Даль сидит неподвижно в глубоком старинном кресле; пристально смотрит куда-то: то ли видит нечто за годами и верстами, то ли заглядывает в себя. Руки спокойно сложены, но не кажутся бездельными, незанятыми; пальцы длинные и тонкие, но кисти крепки и жестки — Даль и в старости не забросил токарного станка, мастерил ларцы, пристрастился вырезать рогатые мотовила для наматывания пряжи. В кресле Даль не отдыхает — работает: он думает. Перову можно верить.
2
В залу с розовой Авророй на потолке Даль являлся рано утром. Зала была и рабочий кабинет его, и гостиная. Письменный стол Даль поставил возле больших окон, выходивших в тихий дворик, — зеленая лужайка, обсаженная липами, заросшая бузиной и шиповником. Летом, когда жены нет в комнате (Екатерина Львовна боится сквозняков), Даль, наверно, отворял окно — слушал, как птицы щебечут, как жужжат пчелы, вдыхал медовый запах липового цвета («липец» — белый душистый мед, который собирают пчелы с липового цвета; так же в старину именовали месяц июль).
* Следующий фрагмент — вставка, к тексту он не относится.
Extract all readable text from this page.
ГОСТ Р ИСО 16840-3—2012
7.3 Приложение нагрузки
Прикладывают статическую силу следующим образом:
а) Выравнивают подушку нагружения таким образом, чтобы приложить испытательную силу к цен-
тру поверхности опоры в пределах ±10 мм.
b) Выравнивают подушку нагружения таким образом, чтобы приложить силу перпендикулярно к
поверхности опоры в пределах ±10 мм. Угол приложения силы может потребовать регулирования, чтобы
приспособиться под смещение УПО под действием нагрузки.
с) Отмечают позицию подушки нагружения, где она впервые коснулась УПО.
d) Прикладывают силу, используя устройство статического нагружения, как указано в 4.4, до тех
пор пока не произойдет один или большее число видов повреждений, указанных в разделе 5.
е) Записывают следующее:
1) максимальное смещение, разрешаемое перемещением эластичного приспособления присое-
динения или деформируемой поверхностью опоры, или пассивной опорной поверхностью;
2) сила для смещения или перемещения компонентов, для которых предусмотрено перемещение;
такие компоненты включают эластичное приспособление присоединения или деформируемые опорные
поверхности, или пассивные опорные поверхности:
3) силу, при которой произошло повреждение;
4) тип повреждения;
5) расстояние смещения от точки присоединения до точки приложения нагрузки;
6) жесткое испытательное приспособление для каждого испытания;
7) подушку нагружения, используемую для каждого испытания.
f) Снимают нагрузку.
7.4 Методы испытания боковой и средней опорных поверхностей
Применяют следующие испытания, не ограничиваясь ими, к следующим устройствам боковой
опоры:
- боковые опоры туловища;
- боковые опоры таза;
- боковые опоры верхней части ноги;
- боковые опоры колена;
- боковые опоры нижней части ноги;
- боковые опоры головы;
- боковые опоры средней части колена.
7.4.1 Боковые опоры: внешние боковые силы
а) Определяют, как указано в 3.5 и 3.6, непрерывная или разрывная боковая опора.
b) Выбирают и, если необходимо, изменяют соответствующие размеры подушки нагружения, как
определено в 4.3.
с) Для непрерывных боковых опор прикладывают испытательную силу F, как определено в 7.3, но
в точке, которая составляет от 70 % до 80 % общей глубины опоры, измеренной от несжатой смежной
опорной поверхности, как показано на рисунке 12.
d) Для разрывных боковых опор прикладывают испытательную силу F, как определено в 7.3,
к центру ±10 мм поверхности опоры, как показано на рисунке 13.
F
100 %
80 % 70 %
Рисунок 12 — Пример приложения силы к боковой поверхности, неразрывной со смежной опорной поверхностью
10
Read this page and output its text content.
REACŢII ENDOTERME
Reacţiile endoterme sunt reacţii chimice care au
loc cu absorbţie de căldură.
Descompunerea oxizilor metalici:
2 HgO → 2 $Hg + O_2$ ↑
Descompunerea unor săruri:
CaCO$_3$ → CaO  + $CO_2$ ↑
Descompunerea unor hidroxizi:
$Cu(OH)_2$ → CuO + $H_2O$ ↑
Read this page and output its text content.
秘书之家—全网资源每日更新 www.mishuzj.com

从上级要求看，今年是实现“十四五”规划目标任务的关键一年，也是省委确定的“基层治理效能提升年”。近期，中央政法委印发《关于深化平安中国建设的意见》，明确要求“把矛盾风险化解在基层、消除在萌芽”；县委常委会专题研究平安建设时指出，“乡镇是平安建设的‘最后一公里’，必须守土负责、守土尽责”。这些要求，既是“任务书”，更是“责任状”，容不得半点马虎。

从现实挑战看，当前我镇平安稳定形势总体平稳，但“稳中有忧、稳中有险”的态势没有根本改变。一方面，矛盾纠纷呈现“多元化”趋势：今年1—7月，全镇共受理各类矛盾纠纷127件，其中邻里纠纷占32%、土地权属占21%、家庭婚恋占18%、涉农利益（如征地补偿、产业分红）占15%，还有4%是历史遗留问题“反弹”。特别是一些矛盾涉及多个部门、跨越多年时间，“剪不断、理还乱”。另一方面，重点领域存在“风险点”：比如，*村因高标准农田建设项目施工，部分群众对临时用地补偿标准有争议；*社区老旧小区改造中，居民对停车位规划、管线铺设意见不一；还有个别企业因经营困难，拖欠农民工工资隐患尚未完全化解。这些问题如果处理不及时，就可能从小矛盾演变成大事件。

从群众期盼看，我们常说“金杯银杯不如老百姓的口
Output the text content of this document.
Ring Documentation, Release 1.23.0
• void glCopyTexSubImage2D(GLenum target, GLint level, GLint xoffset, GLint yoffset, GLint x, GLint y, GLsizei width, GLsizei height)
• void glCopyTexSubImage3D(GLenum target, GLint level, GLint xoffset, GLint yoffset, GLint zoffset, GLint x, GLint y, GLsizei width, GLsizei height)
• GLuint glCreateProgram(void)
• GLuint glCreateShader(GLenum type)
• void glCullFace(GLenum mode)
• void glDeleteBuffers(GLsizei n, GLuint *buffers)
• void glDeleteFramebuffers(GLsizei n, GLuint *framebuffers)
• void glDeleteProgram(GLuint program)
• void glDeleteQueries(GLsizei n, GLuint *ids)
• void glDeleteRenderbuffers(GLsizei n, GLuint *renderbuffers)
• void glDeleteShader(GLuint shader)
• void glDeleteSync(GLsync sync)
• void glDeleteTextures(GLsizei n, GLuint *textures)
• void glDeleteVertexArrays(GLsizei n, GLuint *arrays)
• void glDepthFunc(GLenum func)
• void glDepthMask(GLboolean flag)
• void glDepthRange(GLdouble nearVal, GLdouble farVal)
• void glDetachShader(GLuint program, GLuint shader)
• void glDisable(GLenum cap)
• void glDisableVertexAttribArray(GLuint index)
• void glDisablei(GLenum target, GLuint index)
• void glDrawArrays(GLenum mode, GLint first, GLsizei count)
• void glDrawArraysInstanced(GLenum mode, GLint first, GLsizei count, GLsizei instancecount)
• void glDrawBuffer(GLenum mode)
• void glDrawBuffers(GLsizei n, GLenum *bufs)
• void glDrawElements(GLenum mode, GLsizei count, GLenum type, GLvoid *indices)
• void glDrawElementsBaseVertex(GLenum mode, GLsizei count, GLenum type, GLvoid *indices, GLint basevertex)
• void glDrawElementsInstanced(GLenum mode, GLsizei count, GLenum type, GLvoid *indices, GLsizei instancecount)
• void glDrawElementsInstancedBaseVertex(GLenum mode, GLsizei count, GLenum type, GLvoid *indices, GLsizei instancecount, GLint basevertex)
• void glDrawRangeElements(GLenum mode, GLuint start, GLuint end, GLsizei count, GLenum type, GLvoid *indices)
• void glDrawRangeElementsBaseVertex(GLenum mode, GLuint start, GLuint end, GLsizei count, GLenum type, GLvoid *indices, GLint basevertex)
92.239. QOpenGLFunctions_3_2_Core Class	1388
Возле окон стояли кадки с растениями. Обои на стенах имели вид изразцов — орнамент (узор, прикраса) был тоже растительный. В глубине залы стоял широкий диван, кресла, лежали азиатские ковры из Оренбурга.
Даль являлся в залу рано утром; поглядывая в окно, принимался за дело — тихий дворик, заросший бузиной и шиповником, приятен для глаз, помогает сосредоточиться. Многие помнят, что, садясь за работу, Даль клал по правую руку красный фуляровый платок и табакерку. Старые высокие часы отбивают время; дочери (а позже — и внуки), старушки родственницы, знакомые, ставшие у Далей на постой — у каждого свои покои, — тянутся по привычке в залу, где обосновался со своей работой хозяин и где можно громко разговаривать, шуметь, смеяться — уединения Даль так и не полюбил: «Хотя тесно, да лучше вместе. В тесноте люди песни поют, на просторе волки воют».
3
Часы отбивают время: Далю под шестьдесят, за шестьдесят, семьдесят — в доме на Пресне он проживет до самой смерти, безвыездно. Но от переезда в Москву до холмика на Ваганьковском у Даля тринадцать лет — можно сказать, вся жизнь впереди, потому что та настоящая жизнь впереди, которая не кончается холмиком земли, была обретена Далем в эти тринадцать лет.
Старый Даль частенько ходит гулять на кладбище, но нередко поворачивает и в другую сторону, к Пресненским прудам. Там открыли недавно зоологический сад, зимою устраивают катки и горки, по праздникам гулянья, водят хороводы и песни поют; в толпе ходят кукольники с веселым другом Петрушкой, смешливые деды-прибауточники — «Чудак покойник: помер во вторник, в среду хоронить, а он поехал боронить! Ох-ох, хе-хе-хе»…
Далю шестьдесят, за шестьдесят, семьдесят… Пока ноги ходят, он ходит; пока уши слышат — не перестает слушать: ему все еще нужны слова. Он все боронит свое поле. Сколько воды утекло с того вьюжного дня, когда, повинуясь внезапному порыву, какой-то смутной тревоге от «несообразности письменного языка нашего с устной речью простого русского человека», нацарапал он у себя в тетради знаменитое «замолаживает»? У бывшего мичмана борода, седая, мягкая, как бы стекает со щек и подбородка; он по-прежнему очень худ — те, кто с ним встречается, обращают внимание на впалость его щек; под четко очерченными бровями очень ясные, много знающие и чуть удивленные глаза.